Sarà forse che da quelle parti non si parla, così come da noi del resto, una sillaba di inglese? E che il greco sia considerata una lingua morta? In realtà per gli studenti dei nostri licei classici è viva, vivissima. Basterà fra un anno esatto presentarsi all’uscita delle scuole e informarsi sull’esito della traduzione della versione per gli esami di maturità, per farsi un’idea.
Come lasciar scivolare dall’Europa un paese i cui resti del passato sono ospitati nei principali musei delle grandi capitali? Al British Museum ci sono pezzi del Partenone e guai a restituirli ai discendenti di Fidia. Addirittura la prima opera che si incrocia al Louvre di Parigi è la Nike di Samotracia. Suppur priva di braccia e testa, il suo valore scavalca evidentemente tempo ed epoche per essere stata scelta come madrina per i visitatori.
E poi c’è un motivo in più per volere bene alla Grecia: eros e thanatos. Eros, nella mitologia dell’antica Grecia, è il nome del dio dell’amore. Thanatos è una divinità che personifica la morte. Fermiamoci qui: ci sarebbe da perdersi in quei labirinti di genealogie, di saghe e di avventure.

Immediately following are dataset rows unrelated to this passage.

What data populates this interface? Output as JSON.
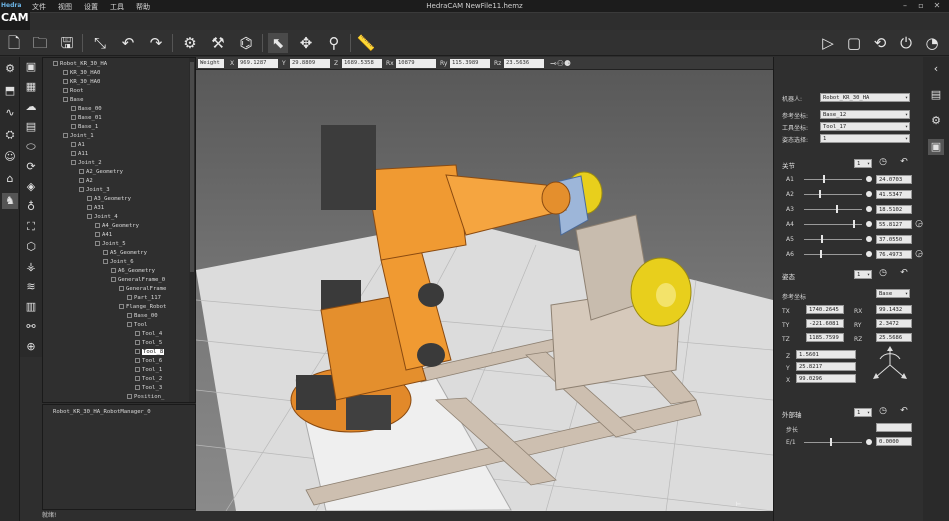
{
  "app": {
    "title": "HedraCAM  NewFile11.hemz",
    "logo_top": "Hedra",
    "logo_main": "CAM",
    "menu": [
      "文件",
      "视图",
      "设置",
      "工具",
      "帮助"
    ],
    "status": "就绪!"
  },
  "tree": {
    "rows": [
      "Robot_KR_30_HA",
      "KR_30_HA0",
      "KR_30_HA0",
      "Root",
      "Base",
      "Base_00",
      "Base_01",
      "Base_1",
      "Joint_1",
      "A1",
      "A11",
      "Joint_2",
      "A2_Geometry",
      "A2",
      "Joint_3",
      "A3_Geometry",
      "A31",
      "Joint_4",
      "A4_Geometry",
      "A41",
      "Joint_5",
      "A5_Geometry",
      "Joint_6",
      "A6_Geometry",
      "GeneralFrame_0",
      "GeneralFrame",
      "Part_117",
      "Flange_Robot",
      "Base_00",
      "Tool",
      "Tool_4",
      "Tool_5",
      "Tool_8",
      "Tool_6",
      "Tool_1",
      "Tool_2",
      "Tool_3",
      "Position_"
    ],
    "selected_row": "Tool_8",
    "bottom_item": "Robot_KR_30_HA_RobotManager_0"
  },
  "viewport": {
    "mode_field": "Weight",
    "fields": [
      {
        "label": "X",
        "value": "969.1287"
      },
      {
        "label": "Y",
        "value": "29.8809"
      },
      {
        "label": "Z",
        "value": "1689.5358"
      },
      {
        "label": "Rx",
        "value": "10879"
      },
      {
        "label": "Ry",
        "value": "115.3989"
      },
      {
        "label": "Rz",
        "value": "23.5636"
      }
    ]
  },
  "panel": {
    "robot_name_label": "机器人:",
    "robot_name": "Robot_KR_30_HA",
    "ref_coord_label": "参考坐标:",
    "ref_coord": "Base_12",
    "tool_coord_label": "工具坐标:",
    "tool_coord": "Tool_17",
    "pose_label": "姿态选择:",
    "pose": "1",
    "joints_header": "关节",
    "joints_index": "1",
    "joints": [
      {
        "name": "A1",
        "value": "24.0703",
        "pos": 0.32
      },
      {
        "name": "A2",
        "value": "41.5347",
        "pos": 0.25
      },
      {
        "name": "A3",
        "value": "18.5102",
        "pos": 0.55
      },
      {
        "name": "A4",
        "value": "55.8127",
        "pos": 0.85
      },
      {
        "name": "A5",
        "value": "37.0550",
        "pos": 0.3
      },
      {
        "name": "A6",
        "value": "76.4973",
        "pos": 0.28
      }
    ],
    "pose_header": "姿态",
    "pose_index": "1",
    "ref_coord2_label": "参考坐标",
    "ref_coord2": "Base",
    "tx": "1740.2645",
    "ty": "-221.6081",
    "tz": "1185.7599",
    "rx": "99.1432",
    "ry": "2.3472",
    "rz": "25.5686",
    "z_val": "1.5601",
    "y_val": "25.8217",
    "x_val": "99.0296",
    "ext_header": "外部轴",
    "ext_index": "1",
    "step_label": "步长",
    "step_value": "",
    "e1_label": "E/1",
    "e1_value": "0.0000"
  }
}
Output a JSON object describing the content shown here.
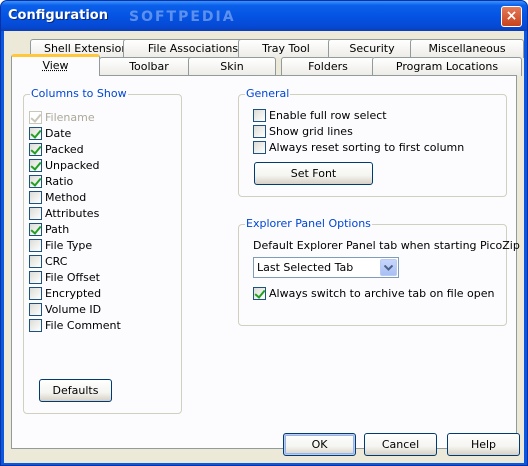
{
  "window": {
    "title": "Configuration",
    "close_glyph": "×",
    "watermark": "SOFTPEDIA"
  },
  "tabs_row_back": [
    {
      "label": "Shell Extensions"
    },
    {
      "label": "File Associations"
    },
    {
      "label": "Tray Tool"
    },
    {
      "label": "Security"
    },
    {
      "label": "Miscellaneous"
    }
  ],
  "tabs_row_front": [
    {
      "label": "View",
      "active": true
    },
    {
      "label": "Toolbar"
    },
    {
      "label": "Skin"
    },
    {
      "label": "Folders"
    },
    {
      "label": "Program Locations"
    }
  ],
  "columns": {
    "label": "Columns to Show",
    "items": [
      {
        "label": "Filename",
        "checked": true,
        "disabled": true
      },
      {
        "label": "Date",
        "checked": true
      },
      {
        "label": "Packed",
        "checked": true
      },
      {
        "label": "Unpacked",
        "checked": true
      },
      {
        "label": "Ratio",
        "checked": true
      },
      {
        "label": "Method",
        "checked": false
      },
      {
        "label": "Attributes",
        "checked": false
      },
      {
        "label": "Path",
        "checked": true
      },
      {
        "label": "File Type",
        "checked": false
      },
      {
        "label": "CRC",
        "checked": false
      },
      {
        "label": "File Offset",
        "checked": false
      },
      {
        "label": "Encrypted",
        "checked": false
      },
      {
        "label": "Volume ID",
        "checked": false
      },
      {
        "label": "File Comment",
        "checked": false
      }
    ],
    "defaults_button": "Defaults"
  },
  "general": {
    "label": "General",
    "options": [
      {
        "label": "Enable full row select",
        "checked": false
      },
      {
        "label": "Show grid lines",
        "checked": false
      },
      {
        "label": "Always reset sorting to first column",
        "checked": false
      }
    ],
    "set_font_button": "Set Font"
  },
  "explorer": {
    "label": "Explorer Panel Options",
    "description": "Default Explorer Panel tab when starting PicoZip",
    "selected_tab": "Last Selected Tab",
    "switch_option": {
      "label": "Always switch to archive tab on file open",
      "checked": true
    }
  },
  "buttons": {
    "ok": "OK",
    "cancel": "Cancel",
    "help": "Help"
  },
  "icons": {
    "close": "close-icon",
    "dropdown": "chevron-down-icon",
    "check": "checkmark-icon"
  }
}
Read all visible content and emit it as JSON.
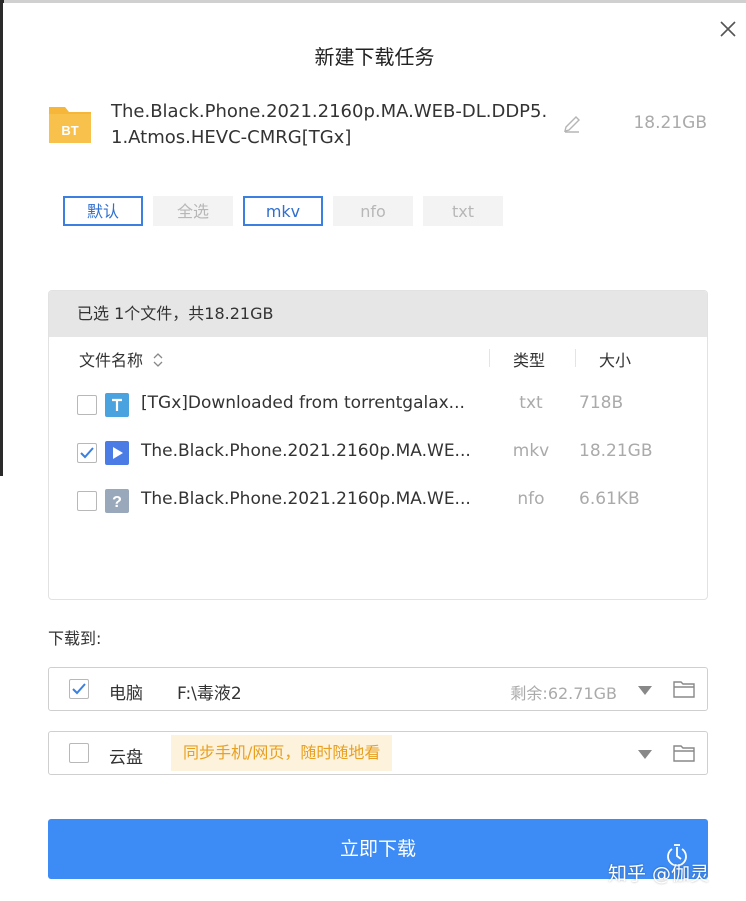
{
  "dialog": {
    "title": "新建下载任务",
    "torrent_name": "The.Black.Phone.2021.2160p.MA.WEB-DL.DDP5.1.Atmos.HEVC-CMRG[TGx]",
    "total_size": "18.21GB",
    "bt_label": "BT"
  },
  "filters": [
    {
      "label": "默认",
      "active": true
    },
    {
      "label": "全选",
      "active": false
    },
    {
      "label": "mkv",
      "active": true
    },
    {
      "label": "nfo",
      "active": false
    },
    {
      "label": "txt",
      "active": false
    }
  ],
  "file_list": {
    "summary": "已选 1个文件，共18.21GB",
    "headers": {
      "name": "文件名称",
      "type": "类型",
      "size": "大小"
    },
    "rows": [
      {
        "checked": false,
        "icon": "text-file-icon",
        "icon_color": "#4aa3df",
        "name": "[TGx]Downloaded from torrentgalax...",
        "ext": "txt",
        "size": "718B"
      },
      {
        "checked": true,
        "icon": "video-file-icon",
        "icon_color": "#4b7be5",
        "name": "The.Black.Phone.2021.2160p.MA.WE...",
        "ext": "mkv",
        "size": "18.21GB"
      },
      {
        "checked": false,
        "icon": "unknown-file-icon",
        "icon_color": "#9aa8bb",
        "name": "The.Black.Phone.2021.2160p.MA.WE...",
        "ext": "nfo",
        "size": "6.61KB"
      }
    ]
  },
  "destination": {
    "label": "下载到:",
    "pc": {
      "checked": true,
      "label": "电脑",
      "path": "F:\\毒液2",
      "free": "剩余:62.71GB"
    },
    "cloud": {
      "checked": false,
      "label": "云盘",
      "hint": "同步手机/网页，随时随地看"
    }
  },
  "download_button": {
    "label": "立即下载"
  },
  "watermark": "知乎 @伽灵",
  "colors": {
    "accent": "#3d8cf5",
    "chip_active_border": "#3b7fe0",
    "hint_bg": "#fdf2dc",
    "hint_text": "#e8a020"
  }
}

E’ sufficiente ricordare come, fin dalle epoche più lontane, sia ben radicata nella nostra percezione la presenza di due tendenze nell’essere umano: una, aggregante, incline ad affermare il valore della vita; l’altra, tendente a respingerla con pari intensità. Sarebbe sin troppo facile e scontato immaginare chi rappresenta eros e chi thanatos in questo scontro.
Cari greci, grazie per avere letto questa breve missiva: è quella che indirizzeremo a Bruxelles.